There is a growing consensus that transforming agro-food systems to increase their efficiency, inclusivity, resilience, and sustainability is a crucial step in achieving the 2030 Agenda for Sustainable Development. The first United Nations Food Systems Summit, held in September 2021, and the Food Systems Summit Review held at the end of July 2023 highlighted both strong political will and support for innovative solutions and strategies to transform agro-food systems. These include everything from combating food waste, to fostering climate-smart agriculture, and promoting low-cost, high impact interventions such as school meals programs.

From our perspective, part of the solution involved recognizing the rapid growth and role of small and medium-sized enterprises in national value chains in the Sahel and West Africa. Governments should invest in the growth and expansion of SMEs, and invest at the district and municipal levels to expand the presence of wholesale markets. At the national level, such investment will develop road infrastructure, information communication technology, and electrification. All of this will help ease market conditions and result in more supply at better prices for consumers.

Let’s also keep in mind that the region’s demographics also contribute to the current crisis. With over 60 percent of the region’s population under 25 years of age, it is essential to find suitable solutions to meet the particular needs of youth and women, including support for job creation. The RPCA network can play a key role in this by influencing national governments to adopt policies to ensure national value chains are inclusive and efficient and that programs focus on improving the livelihoods of women and youth.
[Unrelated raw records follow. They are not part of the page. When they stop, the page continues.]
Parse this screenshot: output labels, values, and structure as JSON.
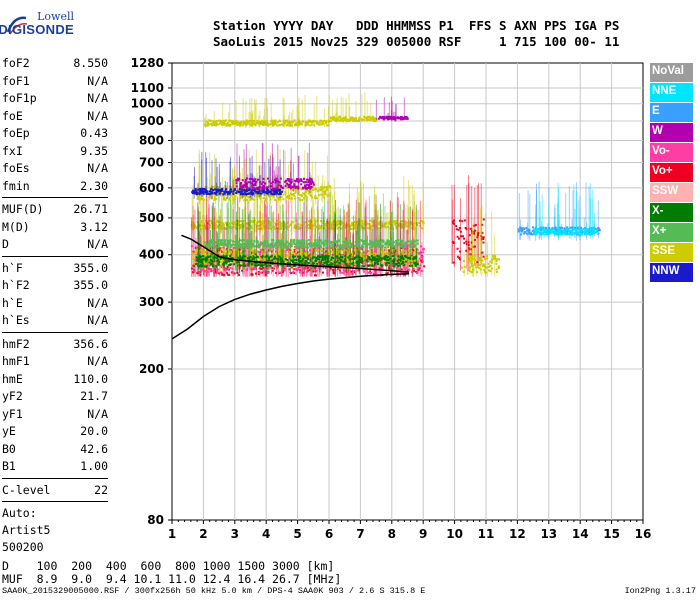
{
  "logo": {
    "line1": "Lowell",
    "line2": "DIGISONDE"
  },
  "header": {
    "line1": "Station YYYY DAY   DDD HHMMSS P1  FFS S AXN PPS IGA PS",
    "line2": "SaoLuis 2015 Nov25 329 005000 RSF     1 715 100 00- 11"
  },
  "params": [
    {
      "k": "foF2",
      "v": "8.550"
    },
    {
      "k": "foF1",
      "v": "N/A"
    },
    {
      "k": "foF1p",
      "v": "N/A"
    },
    {
      "k": "foE",
      "v": "N/A"
    },
    {
      "k": "foEp",
      "v": "0.43"
    },
    {
      "k": "fxI",
      "v": "9.35"
    },
    {
      "k": "foEs",
      "v": "N/A"
    },
    {
      "k": "fmin",
      "v": "2.30"
    },
    {
      "sep": true
    },
    {
      "k": "MUF(D)",
      "v": "26.71"
    },
    {
      "k": "M(D)",
      "v": "3.12"
    },
    {
      "k": "D",
      "v": "N/A"
    },
    {
      "sep": true
    },
    {
      "k": "h`F",
      "v": "355.0"
    },
    {
      "k": "h`F2",
      "v": "355.0"
    },
    {
      "k": "h`E",
      "v": "N/A"
    },
    {
      "k": "h`Es",
      "v": "N/A"
    },
    {
      "sep": true
    },
    {
      "k": "hmF2",
      "v": "356.6"
    },
    {
      "k": "hmF1",
      "v": "N/A"
    },
    {
      "k": "hmE",
      "v": "110.0"
    },
    {
      "k": "yF2",
      "v": "21.7"
    },
    {
      "k": "yF1",
      "v": "N/A"
    },
    {
      "k": "yE",
      "v": "20.0"
    },
    {
      "k": "B0",
      "v": "42.6"
    },
    {
      "k": "B1",
      "v": "1.00"
    },
    {
      "sep": true
    },
    {
      "k": "C-level",
      "v": "22"
    },
    {
      "sep": true
    }
  ],
  "auto": [
    "Auto:",
    "Artist5",
    "500200"
  ],
  "legend": [
    {
      "label": "NoVal",
      "color": "#9c9c9c"
    },
    {
      "label": "NNE",
      "color": "#00e5ff"
    },
    {
      "label": "E",
      "color": "#3aa0ff"
    },
    {
      "label": "W",
      "color": "#b000b0"
    },
    {
      "label": "Vo-",
      "color": "#ff3ea5"
    },
    {
      "label": "Vo+",
      "color": "#ee0022"
    },
    {
      "label": "SSW",
      "color": "#ffb0b0"
    },
    {
      "label": "X-",
      "color": "#007d00"
    },
    {
      "label": "X+",
      "color": "#55bb55"
    },
    {
      "label": "SSE",
      "color": "#cccc00"
    },
    {
      "label": "NNW",
      "color": "#1a1acc"
    }
  ],
  "chart_data": {
    "type": "scatter",
    "title": "",
    "xlabel": "",
    "ylabel": "",
    "xlim": [
      1,
      16
    ],
    "ylim": [
      80,
      1280
    ],
    "yscale": "log",
    "grid": true,
    "xticks": [
      "1",
      "2",
      "3",
      "4",
      "5",
      "6",
      "7",
      "8",
      "9",
      "10",
      "11",
      "12",
      "13",
      "14",
      "15",
      "16"
    ],
    "yticks": [
      {
        "v": 80,
        "label": "80"
      },
      {
        "v": 200,
        "label": "200"
      },
      {
        "v": 300,
        "label": "300"
      },
      {
        "v": 400,
        "label": "400"
      },
      {
        "v": 500,
        "label": "500"
      },
      {
        "v": 600,
        "label": "600"
      },
      {
        "v": 700,
        "label": "700"
      },
      {
        "v": 800,
        "label": "800"
      },
      {
        "v": 900,
        "label": "900"
      },
      {
        "v": 1000,
        "label": "1000"
      },
      {
        "v": 1100,
        "label": "1100"
      },
      {
        "v": 1280,
        "label": "1280"
      }
    ],
    "traces": [
      {
        "mode": "O",
        "color": "#cccc00",
        "f0": 1.6,
        "f1": 9.0,
        "h0": 470,
        "h1": 495
      },
      {
        "mode": "O",
        "color": "#ee0022",
        "f0": 1.6,
        "f1": 9.0,
        "h0": 355,
        "h1": 420
      },
      {
        "mode": "O",
        "color": "#ff3ea5",
        "f0": 1.6,
        "f1": 9.0,
        "h0": 360,
        "h1": 430
      },
      {
        "mode": "O",
        "color": "#cccc00",
        "f0": 1.6,
        "f1": 8.8,
        "h0": 380,
        "h1": 415
      },
      {
        "mode": "X",
        "color": "#007d00",
        "f0": 1.7,
        "f1": 8.8,
        "h0": 375,
        "h1": 400
      },
      {
        "mode": "X",
        "color": "#55bb55",
        "f0": 2.0,
        "f1": 8.8,
        "h0": 420,
        "h1": 440
      },
      {
        "mode": "O",
        "color": "#cccc00",
        "f0": 1.7,
        "f1": 6.0,
        "h0": 560,
        "h1": 610
      },
      {
        "mode": "O",
        "color": "#1a1acc",
        "f0": 1.6,
        "f1": 4.5,
        "h0": 580,
        "h1": 600
      },
      {
        "mode": "O",
        "color": "#b000b0",
        "f0": 3.0,
        "f1": 5.5,
        "h0": 600,
        "h1": 640
      },
      {
        "mode": "O",
        "color": "#cccc00",
        "f0": 2.0,
        "f1": 6.0,
        "h0": 880,
        "h1": 910
      },
      {
        "mode": "O",
        "color": "#cccc00",
        "f0": 6.0,
        "f1": 7.5,
        "h0": 905,
        "h1": 930
      },
      {
        "mode": "O",
        "color": "#b000b0",
        "f0": 7.5,
        "f1": 8.5,
        "h0": 915,
        "h1": 930
      },
      {
        "mode": "O",
        "color": "#ee0022",
        "f0": 9.9,
        "f1": 10.9,
        "h0": 380,
        "h1": 500
      },
      {
        "mode": "O",
        "color": "#cccc00",
        "f0": 10.2,
        "f1": 11.4,
        "h0": 360,
        "h1": 400
      },
      {
        "mode": "O",
        "color": "#3aa0ff",
        "f0": 12.0,
        "f1": 14.6,
        "h0": 455,
        "h1": 475
      },
      {
        "mode": "O",
        "color": "#00e5ff",
        "f0": 12.5,
        "f1": 14.5,
        "h0": 455,
        "h1": 470
      }
    ],
    "profile": [
      {
        "f": 1.0,
        "h": 240
      },
      {
        "f": 1.5,
        "h": 255
      },
      {
        "f": 2.0,
        "h": 275
      },
      {
        "f": 2.5,
        "h": 292
      },
      {
        "f": 3.0,
        "h": 305
      },
      {
        "f": 3.5,
        "h": 315
      },
      {
        "f": 4.0,
        "h": 323
      },
      {
        "f": 4.5,
        "h": 330
      },
      {
        "f": 5.0,
        "h": 336
      },
      {
        "f": 5.5,
        "h": 341
      },
      {
        "f": 6.0,
        "h": 345
      },
      {
        "f": 6.5,
        "h": 348
      },
      {
        "f": 7.0,
        "h": 351
      },
      {
        "f": 7.5,
        "h": 353
      },
      {
        "f": 8.0,
        "h": 355
      },
      {
        "f": 8.55,
        "h": 356.6
      }
    ],
    "trace_line": [
      {
        "f": 1.3,
        "h": 450
      },
      {
        "f": 1.6,
        "h": 440
      },
      {
        "f": 2.0,
        "h": 420
      },
      {
        "f": 2.5,
        "h": 395
      },
      {
        "f": 3.0,
        "h": 388
      },
      {
        "f": 3.5,
        "h": 384
      },
      {
        "f": 4.0,
        "h": 381
      },
      {
        "f": 5.0,
        "h": 376
      },
      {
        "f": 6.0,
        "h": 372
      },
      {
        "f": 7.0,
        "h": 368
      },
      {
        "f": 8.0,
        "h": 363
      },
      {
        "f": 8.55,
        "h": 360
      }
    ]
  },
  "bottom": {
    "d_line": "D    100  200  400  600  800 1000 1500 3000 [km]",
    "muf_line": "MUF  8.9  9.0  9.4 10.1 11.0 12.4 16.4 26.7 [MHz]"
  },
  "footer": "SAA0K_2015329005000.RSF / 300fx256h 50 kHz 5.0 km / DPS-4 SAA0K 903 / 2.6 S 315.8 E",
  "version": "Ion2Png 1.3.17"
}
The Food Crisis Prevention Network is playing a key role in this complex, current context and can do even more to address these challenges. We need to be bold. We need to be innovative. And we need to be creative if we want to inspire the changes we want to see.

In conclusion, I would like to congratulate and thank, on behalf of all technical and financial partners, the authorities of Cabo Verde for their constant commitment and investment in favor of food security.